A Measure of Disorder is truly meant for younger readers, 10 to maybe 15 years old. It is not adult fiction that happens to have young characters.
It’s the sort of book that middle school kids would find fascinating, sweeping story, interesting world building, heroic kids, minor relationship issues. The reviews on Amazon by younger readers praise this to the skies.
Author Alan Tucker’s novel has the usual YA flaws: Things just happen with major difficulties somehow swept aside, kids are smarter and more capable than adults, writing style is somewhat simplistic. Tucker’s characters act the way kids act: intensely self-focused, idealistic and easy to manipulate and everything is urgent/now/important/critical.
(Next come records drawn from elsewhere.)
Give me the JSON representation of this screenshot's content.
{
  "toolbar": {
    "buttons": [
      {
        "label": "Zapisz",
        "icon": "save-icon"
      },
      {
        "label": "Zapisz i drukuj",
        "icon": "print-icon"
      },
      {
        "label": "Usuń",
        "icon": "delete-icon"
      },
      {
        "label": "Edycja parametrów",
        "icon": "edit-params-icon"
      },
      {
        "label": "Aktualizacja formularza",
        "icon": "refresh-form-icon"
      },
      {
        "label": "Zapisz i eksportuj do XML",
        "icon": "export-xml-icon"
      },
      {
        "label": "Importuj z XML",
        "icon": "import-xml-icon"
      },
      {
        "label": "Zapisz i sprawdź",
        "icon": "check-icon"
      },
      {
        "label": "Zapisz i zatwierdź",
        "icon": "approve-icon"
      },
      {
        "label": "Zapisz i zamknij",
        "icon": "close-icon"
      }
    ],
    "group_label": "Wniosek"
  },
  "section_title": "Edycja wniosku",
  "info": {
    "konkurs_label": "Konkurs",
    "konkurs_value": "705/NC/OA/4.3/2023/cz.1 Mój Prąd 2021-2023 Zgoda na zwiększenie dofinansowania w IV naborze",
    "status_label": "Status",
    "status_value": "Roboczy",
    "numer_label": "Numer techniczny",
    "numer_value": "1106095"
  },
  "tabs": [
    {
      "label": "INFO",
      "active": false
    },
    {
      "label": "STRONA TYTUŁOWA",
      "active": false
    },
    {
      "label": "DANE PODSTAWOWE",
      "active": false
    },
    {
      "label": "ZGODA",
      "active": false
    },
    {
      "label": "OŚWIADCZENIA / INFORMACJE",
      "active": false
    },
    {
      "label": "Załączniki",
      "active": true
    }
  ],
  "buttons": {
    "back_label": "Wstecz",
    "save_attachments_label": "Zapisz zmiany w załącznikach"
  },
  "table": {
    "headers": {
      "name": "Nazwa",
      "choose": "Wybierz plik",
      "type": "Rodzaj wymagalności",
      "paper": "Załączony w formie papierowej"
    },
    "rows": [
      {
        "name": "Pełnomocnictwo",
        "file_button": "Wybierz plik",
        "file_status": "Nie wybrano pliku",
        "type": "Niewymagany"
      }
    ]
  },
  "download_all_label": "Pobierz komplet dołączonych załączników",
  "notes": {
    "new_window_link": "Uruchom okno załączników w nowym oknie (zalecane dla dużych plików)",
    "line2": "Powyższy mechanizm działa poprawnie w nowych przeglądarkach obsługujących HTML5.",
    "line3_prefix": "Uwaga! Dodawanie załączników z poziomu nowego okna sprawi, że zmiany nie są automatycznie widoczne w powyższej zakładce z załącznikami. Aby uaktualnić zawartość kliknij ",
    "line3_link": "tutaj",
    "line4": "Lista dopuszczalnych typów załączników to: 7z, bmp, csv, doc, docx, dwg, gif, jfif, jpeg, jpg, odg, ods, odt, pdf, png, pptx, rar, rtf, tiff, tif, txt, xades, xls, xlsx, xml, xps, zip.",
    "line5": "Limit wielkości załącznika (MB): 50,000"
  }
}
I didn’t care for the book but was curious enough about just what was going on to read about half way through. But when I got to the section where one group of kids agrees to go back to our Earth and steal toxic (read radioactive) waste to give their “benefactor” an edge, I basically quit. I paged through to the end to see whether our heroine Jenny made it back home, then quit.
From a moral point of view, the Mother’s (as in Mother Earth) view that good and evil, law and chaos must be balanced and that one is not innately better than the other disturbed me. I hope our kids don’t believe that hogwash. It’s also hard to believe that anyone would be gullible enough to steal radioactive waste. Yeesh.
A Measure of Disorder is meant as the first book in the Mother-Earth series. The second book is A Cure for Chaos. I won’t be reading this second book, but if you are middle school you’ll probably love it.